Нелегко рассказать, что происходило в тот миг в душе у Васко: столько дум теснилось у него в мозгу и они были так противоречивы! Однако же главная роль в них принадлежала Жертрудес; она стояла у окна напротив, и блеск глаз ее, сияющее лицо говорили яснее слов о том, как торжествует она при виде почестей, оказываемых народом ее возлюбленному; любовь к Жертрудес была сильнее, чем все прочие чувства юноши.
Он, какой-то безвестный студентишка, – и вот возносится внезапно на такую высоту, получает такую власть на глазах у той, перед кем больше всего хотелось ему блеснуть!.. Действительность в своем величии не чуждается пустых грез честолюбия; это истинное и безобманное наслаждение, которое стоит того, чтобы потом расплачиваться днями и годами жестоких разочарований.
Наш студент ощутил, как по всему его телу пробежал нервный трепет, который вызывается электрическою искрой честолюбия, когда в честолюбии этом есть благородство, когда его пробуждает у нас в душе поэзия возвышенных чувств.

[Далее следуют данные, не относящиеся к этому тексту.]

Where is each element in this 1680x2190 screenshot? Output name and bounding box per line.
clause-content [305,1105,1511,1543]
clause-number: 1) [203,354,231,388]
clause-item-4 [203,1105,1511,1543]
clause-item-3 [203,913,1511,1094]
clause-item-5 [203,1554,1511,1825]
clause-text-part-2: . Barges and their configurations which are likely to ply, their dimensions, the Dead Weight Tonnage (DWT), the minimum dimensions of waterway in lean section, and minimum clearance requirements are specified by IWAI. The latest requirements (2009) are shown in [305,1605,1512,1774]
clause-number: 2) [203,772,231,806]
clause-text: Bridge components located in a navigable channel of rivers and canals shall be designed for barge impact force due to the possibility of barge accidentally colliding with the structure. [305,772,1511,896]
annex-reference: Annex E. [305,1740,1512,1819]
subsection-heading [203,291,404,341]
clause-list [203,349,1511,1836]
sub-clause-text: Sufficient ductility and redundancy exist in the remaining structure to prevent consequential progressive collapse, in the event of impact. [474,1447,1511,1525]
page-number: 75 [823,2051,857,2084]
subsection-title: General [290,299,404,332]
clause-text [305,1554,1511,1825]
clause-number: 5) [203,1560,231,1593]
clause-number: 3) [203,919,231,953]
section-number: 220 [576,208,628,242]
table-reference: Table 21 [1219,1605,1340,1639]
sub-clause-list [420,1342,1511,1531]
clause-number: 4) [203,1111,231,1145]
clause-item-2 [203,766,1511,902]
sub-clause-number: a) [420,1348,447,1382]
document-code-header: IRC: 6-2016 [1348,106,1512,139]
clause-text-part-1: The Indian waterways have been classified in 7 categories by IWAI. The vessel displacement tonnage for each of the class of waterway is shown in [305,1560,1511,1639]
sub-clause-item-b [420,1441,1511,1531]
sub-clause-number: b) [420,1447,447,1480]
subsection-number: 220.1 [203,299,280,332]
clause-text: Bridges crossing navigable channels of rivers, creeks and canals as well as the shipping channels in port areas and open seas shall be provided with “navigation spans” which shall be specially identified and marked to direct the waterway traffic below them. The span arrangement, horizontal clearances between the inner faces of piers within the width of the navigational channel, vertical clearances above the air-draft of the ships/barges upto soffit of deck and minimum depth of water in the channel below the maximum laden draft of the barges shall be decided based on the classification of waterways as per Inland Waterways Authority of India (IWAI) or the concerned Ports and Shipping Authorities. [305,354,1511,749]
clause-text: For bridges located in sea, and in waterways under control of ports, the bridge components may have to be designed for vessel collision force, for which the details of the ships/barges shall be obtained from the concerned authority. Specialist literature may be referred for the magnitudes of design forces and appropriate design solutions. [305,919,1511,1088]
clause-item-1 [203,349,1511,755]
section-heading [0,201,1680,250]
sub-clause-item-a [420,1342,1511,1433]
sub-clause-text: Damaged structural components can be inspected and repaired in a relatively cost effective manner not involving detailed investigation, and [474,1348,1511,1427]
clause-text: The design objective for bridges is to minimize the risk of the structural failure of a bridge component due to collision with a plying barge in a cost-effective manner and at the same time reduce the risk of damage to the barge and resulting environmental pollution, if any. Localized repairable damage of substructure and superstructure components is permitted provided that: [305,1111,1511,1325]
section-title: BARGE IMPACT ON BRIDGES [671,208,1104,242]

Глаза юноши сверкали, лицо пылало, сердце колотилось в груди; подняв меч над головою, он проговорил звучным и раскатистым голосом:
– Да услышит меня бог и да поможет он мне! Итак, я клянусь здесь, на том самом месте, где нашему городу нанесена была обида и оскорбление, перед ликом святой, внемлющей нам… здесь, где приют лучшего, что только есть в моем сердце, и мне хотелось бы обладать тысячей жизней, чтобы все их отдать в подтверждение моей верности и моей клятвы, – здесь клянусь я, что доведу до конца то, что мы замыслили, добьюсь восстановления чести наших друзей и соседей, отомщу за нанесенное нам оскорбление и возвращу свободу утесненному народу нашему.
Жесты, голос, вдохновенный и искренний вид юного оратора – еще более, нежели слова его, – привели людей в восторг. Взрыв здравиц и неистовых рукоплесканий загремел над толпою, знаменуя торжественное приятие клятвы того, кого горожане избрали своим предводителем и главою.
– А теперь идем в палату Совета! – молвил Руй Ваз. – Возьмем наш штандарт, хоругвь Богоматери.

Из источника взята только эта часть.